The scheme proposal that Greece submitted will promote the establishment of several electricity storage facilities, with a joint capacity of up to 900 MW, connected to the high-voltage network.
Projects will be selected through a transparent and non-discriminatory bidding process, the European Union’s executive arm said.
Contracts should be awarded to the selected projects before the end of 2023 and the storage facilities should be completed by the end of 2025.
The aid will be granted in the form of an investment grant together with annual support
The aid will be granted, cumulatively, in the form of an investment grant, which will be paid during the construction phase of all supported projects, and annual support to be paid during their operation over a 10-year period.

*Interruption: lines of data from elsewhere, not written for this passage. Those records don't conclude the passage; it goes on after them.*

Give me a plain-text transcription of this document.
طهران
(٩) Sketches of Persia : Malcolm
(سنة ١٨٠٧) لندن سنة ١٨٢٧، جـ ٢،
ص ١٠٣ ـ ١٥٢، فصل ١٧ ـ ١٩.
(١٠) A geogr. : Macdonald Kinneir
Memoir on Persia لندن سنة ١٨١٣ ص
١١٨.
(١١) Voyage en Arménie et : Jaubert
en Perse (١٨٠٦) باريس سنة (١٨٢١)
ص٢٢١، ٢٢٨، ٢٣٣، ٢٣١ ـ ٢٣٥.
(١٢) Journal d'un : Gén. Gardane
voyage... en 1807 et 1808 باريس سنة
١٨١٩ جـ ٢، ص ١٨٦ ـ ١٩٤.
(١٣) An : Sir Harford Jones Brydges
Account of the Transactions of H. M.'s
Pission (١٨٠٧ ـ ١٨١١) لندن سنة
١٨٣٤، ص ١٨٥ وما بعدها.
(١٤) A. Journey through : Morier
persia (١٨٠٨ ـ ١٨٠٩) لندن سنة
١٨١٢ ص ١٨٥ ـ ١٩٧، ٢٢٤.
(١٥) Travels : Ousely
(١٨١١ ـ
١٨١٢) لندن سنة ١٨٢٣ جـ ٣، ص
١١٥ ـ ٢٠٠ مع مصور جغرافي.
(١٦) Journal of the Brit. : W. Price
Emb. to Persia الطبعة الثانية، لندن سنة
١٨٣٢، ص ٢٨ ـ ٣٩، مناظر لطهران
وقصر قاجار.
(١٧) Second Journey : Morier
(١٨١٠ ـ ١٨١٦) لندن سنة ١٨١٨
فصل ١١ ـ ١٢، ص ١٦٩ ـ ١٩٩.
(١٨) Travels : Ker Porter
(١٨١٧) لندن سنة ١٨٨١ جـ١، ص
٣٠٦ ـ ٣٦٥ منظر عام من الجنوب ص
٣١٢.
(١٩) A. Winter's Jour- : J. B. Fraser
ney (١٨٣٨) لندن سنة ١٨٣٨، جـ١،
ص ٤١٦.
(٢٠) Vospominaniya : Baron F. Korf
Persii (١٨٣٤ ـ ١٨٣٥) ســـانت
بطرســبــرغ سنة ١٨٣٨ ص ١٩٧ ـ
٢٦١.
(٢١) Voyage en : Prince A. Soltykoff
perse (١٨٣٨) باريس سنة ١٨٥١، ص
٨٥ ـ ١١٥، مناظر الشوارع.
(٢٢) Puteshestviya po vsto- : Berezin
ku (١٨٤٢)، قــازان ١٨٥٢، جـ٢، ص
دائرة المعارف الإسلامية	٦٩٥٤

The total amount of annual support per beneficiary will be determined in a competitive tender and adjusted through a claw-back mechanism in case the project has excess market revenues from its participation in the market during the operations phase, according to the commission.
The measure will be partly funded by the Recovery and Resilience Facility, following the regulator’s positive assessment of the National Recovery and Resilience Plan Greece 2.0, and its adoption by the European Council. The measure aims at allowing a smooth integration in the Greek electricity system of an increasing share of renewable energy coming from wind and solar sources.
It will also contribute to the EU’s strategic objectives relating to the European Green Deal.
Vestager: Storage capacity is key to make grids more flexible and better prepared
Electricity storage solutions such as batteries allow excess energy generated during periods of high renewable production to be stored and used later when weather conditions are less favorable.
Batteries, along with other types of electricity storage facilities, are going to become an indispensable component of decarbonized electricity systems.
The European Commission’s Executive Vice-President Margrethe Vestager, in charge of competition policy, said that increasing available electricity storage capacity in the system is key to make grids more flexible and better prepared for a future in which renewables form the backbone of the decarbonized electricity mix.
The Greek aid measure will contribute to the development of competitive markets for electricity system services, while helping Greece meet its emission reduction targets, she pointed out.